The report highlights room for improvement, with research showing that nearly a quarter of disabled and less mobile passengers said they requested assistance because the airport environment was becoming more difficult to navigate.
To achieve a ‘very good’ classification, airports most provide high quality support on the day of travel as well as keeping in regular contact and consultation with its users. The Civil Aviation Authority will work closely with airports to improve accessibility for disabled passengers.
As part of this drive for improvements, this will be the last year that the accessibility framework will use the current criteria. Since April this year, airports have been assessed using stricter targets, to improve the passenger experience and create a more seamless journey. Airports will need to further improve in order to retain or improve their classifications going forward.
“Where we see examples of bad practice, we will not hesitate to hold airports to account”

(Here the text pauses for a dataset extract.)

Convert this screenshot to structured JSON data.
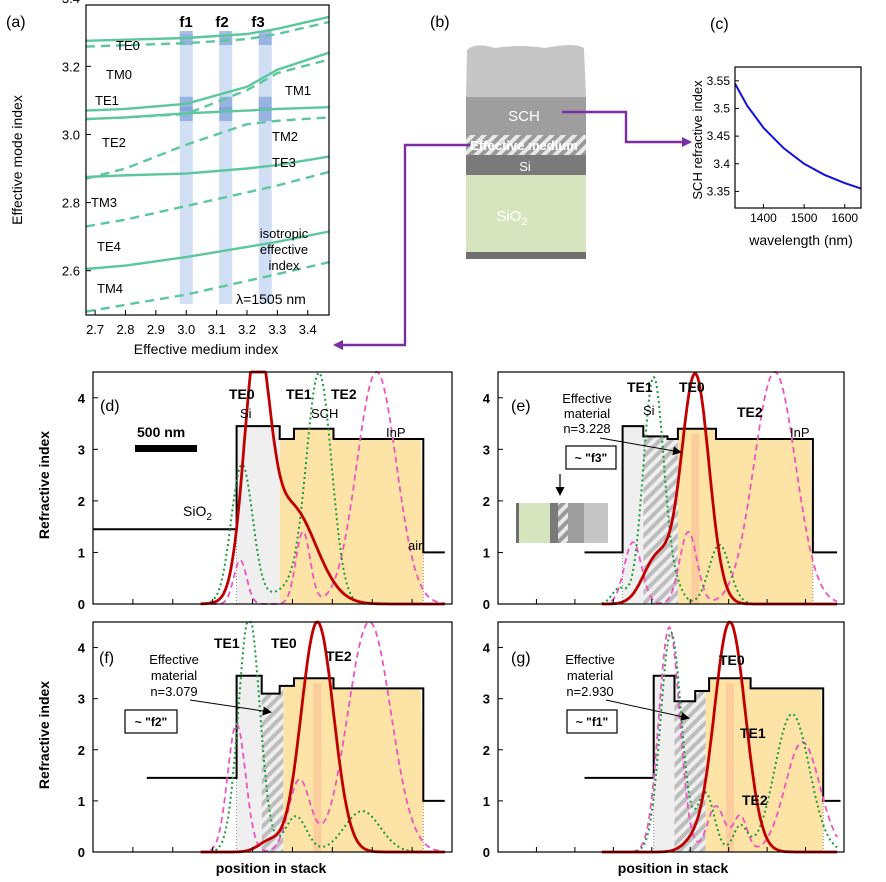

Paul Smith, consumers and markets director at the UK Civil Aviation Authority, said: “These results show significant improvements to the experience many disabled passengers faced before our reporting began. We hope this will help passengers to feel confident and empowered to travel from UK airports.
“While it is good to see the general improvements, airports will need to continue to work hard to improve, so that they are able to meet the more demanding performance standards that we have now introduced. Where we see examples of bad practice, we will not hesitate to hold airports to account and take the necessary action.”